As the aviation industry gears up for the winter season, the guidance the CAA explains is a timely reminder of the practical steps airports can take to make sure they are prepared for bad weather and protect their passengers.
The CAA worked with the Airport Operators Association (AOA) to produce the guidance, aimed at UK airports with over one million passengers per year, and it says reflects many of the existing practices being carried out.
For the majority of airports, the guidance is voluntary as the CAA has no powers to regulate resilience measures except at Gatwick and Heathrow, which have recently published resilience plans as part of their licence conditions.

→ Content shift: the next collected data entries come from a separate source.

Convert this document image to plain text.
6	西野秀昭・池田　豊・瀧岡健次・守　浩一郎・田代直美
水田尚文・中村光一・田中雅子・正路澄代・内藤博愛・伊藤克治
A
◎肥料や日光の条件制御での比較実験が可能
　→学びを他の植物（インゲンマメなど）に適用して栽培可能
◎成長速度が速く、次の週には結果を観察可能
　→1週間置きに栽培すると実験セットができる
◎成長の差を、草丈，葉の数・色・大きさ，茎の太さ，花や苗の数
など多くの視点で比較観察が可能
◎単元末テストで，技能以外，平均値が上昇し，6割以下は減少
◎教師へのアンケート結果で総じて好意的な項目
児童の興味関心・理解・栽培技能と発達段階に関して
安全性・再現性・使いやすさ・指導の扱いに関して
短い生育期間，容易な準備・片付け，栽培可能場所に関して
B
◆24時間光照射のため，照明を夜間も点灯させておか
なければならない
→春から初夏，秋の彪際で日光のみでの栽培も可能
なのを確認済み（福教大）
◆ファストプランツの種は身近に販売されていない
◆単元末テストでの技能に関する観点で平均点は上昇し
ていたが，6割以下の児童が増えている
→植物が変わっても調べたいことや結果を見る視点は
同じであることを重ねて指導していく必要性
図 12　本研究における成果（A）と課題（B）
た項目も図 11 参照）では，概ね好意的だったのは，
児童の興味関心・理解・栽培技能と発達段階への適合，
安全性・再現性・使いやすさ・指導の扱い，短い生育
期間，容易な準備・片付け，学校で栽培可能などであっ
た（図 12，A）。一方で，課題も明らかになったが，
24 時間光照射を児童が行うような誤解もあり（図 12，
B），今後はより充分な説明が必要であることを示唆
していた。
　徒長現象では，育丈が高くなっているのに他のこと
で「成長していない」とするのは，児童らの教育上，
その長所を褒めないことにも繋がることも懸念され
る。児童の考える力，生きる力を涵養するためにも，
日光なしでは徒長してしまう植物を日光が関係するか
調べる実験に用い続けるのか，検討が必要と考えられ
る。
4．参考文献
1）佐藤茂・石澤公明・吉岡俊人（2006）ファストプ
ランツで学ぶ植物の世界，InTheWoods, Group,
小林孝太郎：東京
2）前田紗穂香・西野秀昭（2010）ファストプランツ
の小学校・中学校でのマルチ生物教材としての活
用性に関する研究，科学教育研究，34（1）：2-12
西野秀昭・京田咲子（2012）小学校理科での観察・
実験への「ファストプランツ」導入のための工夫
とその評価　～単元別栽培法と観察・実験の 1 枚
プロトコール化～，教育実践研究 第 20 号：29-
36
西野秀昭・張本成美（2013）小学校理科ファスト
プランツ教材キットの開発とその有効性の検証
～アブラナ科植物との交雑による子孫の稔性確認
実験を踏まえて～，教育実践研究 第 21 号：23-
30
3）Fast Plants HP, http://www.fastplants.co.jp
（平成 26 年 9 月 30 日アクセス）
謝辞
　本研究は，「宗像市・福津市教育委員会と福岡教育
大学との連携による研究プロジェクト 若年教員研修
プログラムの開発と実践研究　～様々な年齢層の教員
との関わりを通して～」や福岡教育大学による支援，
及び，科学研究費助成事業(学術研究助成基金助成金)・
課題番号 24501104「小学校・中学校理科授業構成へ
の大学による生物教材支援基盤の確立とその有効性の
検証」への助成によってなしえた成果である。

The key principles cover collaboration with other organisations operating at airports; identification and management of potential risks; planning and deploying contingency measures; communication with passengers so they know their rights and the latest situation; practicing the procedures they have in place to make sure they are fit for purpose; and learning lessons from past experiences.
Iain Osborne, group director for regulatory policy at the CAA, says: “Around 230 million people use UK airports each year and the vast majority of them enjoy trouble free journeys.
“But whether it’s down to bad weather, technical problems or air traffic control issues – things can go wrong that lead to disruption. Most passengers understand this, but do rightly expect airports to be well prepared for potential problems and handle them effectively.
“So whilst we know airports already have contingency plans in place, this guidance will help make sure all the UK’s major airports are well placed to meet passengers’ expectations during disruption and are ready to deal with any potential problems they may face this winter and beyond.”
Darren Caplan, chief executive of the AOA says the guidance will further aid in ensuring that passenger inconvenience is kept to an "absolute minimum disruption".